King Benjamin of the Book of Mormon once admonished his people to care for those around them, to "succor those that stand in need of your succor." (Mosiah 4:16.)
A person's struggles may be the result of poor personal choices or simple bad luck. There is no reason to withhold assistance and compassion. After all, King Benjamin said, we are all beggars, depending "upon the same Being, even God, for all the substance which we have." (V. 19.) Modern prophets echo King Benjamin's counsel. Christian service, they say, allows people to serve the Lord and make a difference in the lives of others. Today, Church members such as Libby Frech-Klimley find motivation in the king's wise, kind words.
Sister Frech-Klimley began serving as a public affairs specialist years ago in various stakes and wards. She thought writing and photography was her gift, a tool to benefit others and strengthen the Church. After moving into the Nashville Tennessee Stake, she was asked to help oversee publicity for a stake service project to promote a walk to benefit the homeless. During the course of Sister Frech-Klimley's duties, she met Raymond Klimley, an advocate of the homeless who had spent three years living on the streets himself.
Their association and mutual concern for the homeless evolved into a relationship. Later they married. Now they work together, helping Nashville's homeless find jobs and a way back into society. In 1998, Mr. Klimley, who is not a Church member, founded Honest Day Labor, a non-profit, temporary and permanent employment agency that finds and secures job opportunities for Nashville's poor. Now Sister Frech-Klimley, who serves as Honest Day Labor's board chairwoman, figures she has accrued more than 7,500 volunteer service hours in assisting her husband battle homelessness.

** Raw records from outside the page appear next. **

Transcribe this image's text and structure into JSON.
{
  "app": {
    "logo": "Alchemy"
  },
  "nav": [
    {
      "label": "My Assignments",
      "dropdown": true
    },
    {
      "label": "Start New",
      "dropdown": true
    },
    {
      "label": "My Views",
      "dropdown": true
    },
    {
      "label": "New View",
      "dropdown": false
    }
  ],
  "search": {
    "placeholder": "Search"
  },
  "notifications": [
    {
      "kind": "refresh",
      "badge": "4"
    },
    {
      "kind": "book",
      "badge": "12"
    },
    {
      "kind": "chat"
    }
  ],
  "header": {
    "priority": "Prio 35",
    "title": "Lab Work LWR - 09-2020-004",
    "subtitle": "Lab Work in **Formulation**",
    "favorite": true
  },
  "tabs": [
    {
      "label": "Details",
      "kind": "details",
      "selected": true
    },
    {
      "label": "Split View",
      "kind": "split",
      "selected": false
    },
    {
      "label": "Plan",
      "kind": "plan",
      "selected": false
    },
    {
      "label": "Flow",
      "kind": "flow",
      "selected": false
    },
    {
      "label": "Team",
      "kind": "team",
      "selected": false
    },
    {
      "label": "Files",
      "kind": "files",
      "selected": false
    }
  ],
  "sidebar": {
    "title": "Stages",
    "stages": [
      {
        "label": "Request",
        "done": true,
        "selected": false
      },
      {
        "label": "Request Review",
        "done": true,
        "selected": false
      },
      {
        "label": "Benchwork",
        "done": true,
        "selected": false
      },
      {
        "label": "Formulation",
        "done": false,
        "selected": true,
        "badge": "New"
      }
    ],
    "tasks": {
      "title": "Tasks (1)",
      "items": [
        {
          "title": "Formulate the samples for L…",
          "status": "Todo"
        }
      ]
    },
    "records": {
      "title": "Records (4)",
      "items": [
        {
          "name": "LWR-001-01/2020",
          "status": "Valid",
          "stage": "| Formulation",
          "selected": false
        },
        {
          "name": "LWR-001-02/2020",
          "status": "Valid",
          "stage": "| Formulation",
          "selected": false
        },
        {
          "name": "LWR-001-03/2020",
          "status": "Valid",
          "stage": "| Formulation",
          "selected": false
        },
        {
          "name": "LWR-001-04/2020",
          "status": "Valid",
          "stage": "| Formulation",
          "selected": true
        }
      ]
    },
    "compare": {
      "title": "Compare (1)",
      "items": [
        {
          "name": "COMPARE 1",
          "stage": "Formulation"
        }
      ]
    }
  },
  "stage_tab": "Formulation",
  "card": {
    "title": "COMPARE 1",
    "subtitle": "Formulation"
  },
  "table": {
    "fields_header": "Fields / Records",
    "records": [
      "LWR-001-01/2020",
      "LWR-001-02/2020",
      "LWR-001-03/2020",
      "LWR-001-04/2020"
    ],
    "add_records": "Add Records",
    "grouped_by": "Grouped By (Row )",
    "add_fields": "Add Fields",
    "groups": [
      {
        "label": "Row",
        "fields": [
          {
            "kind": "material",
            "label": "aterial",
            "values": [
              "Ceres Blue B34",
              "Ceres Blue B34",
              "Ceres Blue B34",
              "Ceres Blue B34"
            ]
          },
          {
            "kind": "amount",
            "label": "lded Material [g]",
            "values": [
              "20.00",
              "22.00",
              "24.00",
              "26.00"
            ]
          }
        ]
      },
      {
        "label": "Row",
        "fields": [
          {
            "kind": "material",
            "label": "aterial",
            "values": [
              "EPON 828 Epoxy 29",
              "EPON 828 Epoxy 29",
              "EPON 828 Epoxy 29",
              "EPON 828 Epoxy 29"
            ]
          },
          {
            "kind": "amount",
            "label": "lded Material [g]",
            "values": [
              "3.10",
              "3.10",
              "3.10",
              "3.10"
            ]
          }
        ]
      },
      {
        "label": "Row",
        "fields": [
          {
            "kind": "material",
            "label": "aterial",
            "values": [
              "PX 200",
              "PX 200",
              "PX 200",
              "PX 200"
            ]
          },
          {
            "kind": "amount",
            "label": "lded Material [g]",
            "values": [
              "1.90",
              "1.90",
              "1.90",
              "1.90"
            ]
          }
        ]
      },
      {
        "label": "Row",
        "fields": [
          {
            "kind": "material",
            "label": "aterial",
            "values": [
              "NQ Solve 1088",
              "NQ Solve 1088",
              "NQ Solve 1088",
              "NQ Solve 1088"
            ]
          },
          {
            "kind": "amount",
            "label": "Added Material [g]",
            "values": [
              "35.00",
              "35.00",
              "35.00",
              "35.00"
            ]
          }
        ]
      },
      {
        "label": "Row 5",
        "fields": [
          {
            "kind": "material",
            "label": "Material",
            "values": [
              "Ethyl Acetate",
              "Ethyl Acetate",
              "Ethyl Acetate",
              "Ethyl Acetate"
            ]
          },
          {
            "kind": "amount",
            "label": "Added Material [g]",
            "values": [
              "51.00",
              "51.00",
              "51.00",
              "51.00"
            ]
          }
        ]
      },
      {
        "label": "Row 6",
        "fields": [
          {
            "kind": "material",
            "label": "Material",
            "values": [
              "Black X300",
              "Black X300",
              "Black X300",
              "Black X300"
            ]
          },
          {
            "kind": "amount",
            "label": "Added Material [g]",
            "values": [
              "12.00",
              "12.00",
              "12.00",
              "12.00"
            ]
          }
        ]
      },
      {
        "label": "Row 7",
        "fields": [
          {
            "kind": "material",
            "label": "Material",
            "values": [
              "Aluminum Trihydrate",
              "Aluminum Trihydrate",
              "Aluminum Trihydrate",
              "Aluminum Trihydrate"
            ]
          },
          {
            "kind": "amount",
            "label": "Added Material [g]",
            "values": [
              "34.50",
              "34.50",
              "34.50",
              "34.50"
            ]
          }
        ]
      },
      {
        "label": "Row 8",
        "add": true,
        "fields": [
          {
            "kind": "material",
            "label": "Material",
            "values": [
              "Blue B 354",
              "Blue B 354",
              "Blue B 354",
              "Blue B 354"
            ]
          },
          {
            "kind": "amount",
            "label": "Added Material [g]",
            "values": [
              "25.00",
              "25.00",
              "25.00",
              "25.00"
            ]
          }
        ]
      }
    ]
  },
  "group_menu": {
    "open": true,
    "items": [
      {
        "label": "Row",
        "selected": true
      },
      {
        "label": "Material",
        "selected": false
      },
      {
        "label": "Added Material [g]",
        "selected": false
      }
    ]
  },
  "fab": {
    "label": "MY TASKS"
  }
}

"I've always been more successful using my talents doing the Lord's work than trying to make a living at it," said Sister Frech-Klimley, a member of the West Nashville Ward of the Franklin Tennessee Stake.
The offices of Honest Day Labor open each day at 5:30 a.m. Businesses in need of labor contact the organization's staff, who then dispatch the jobs and drive many of the homeless people to the workplace. Honest Day Labor then pays each worker a wage collected from the companies that requested labor. Because Honest Day Labor is a non-profit organization, any remaining money is used to cover company expenses.
The organization has distributed checks to more than 2,000 men and women who have logged more than 220,800 work hours, according to Sister Frech-Klimley. The company's actual "profits," she added, are realized when one of its workers finds full-time work and housing. Over 150 Honest Day Labor workers have been placed in permanent jobs. Some have enjoyed promotions and have become advocates for the homeless themselves.
Working next to her husband, Sister Frech-Klimley sees the spirit of the gospel and King Benjamin's counsel in helping others help themselves. Caring for one another is a shared responsibility and blessing, she said.
"Everybody has been given a (puzzle) piece, and if they don't get out and use it we miss the opportunity to put the puzzle together."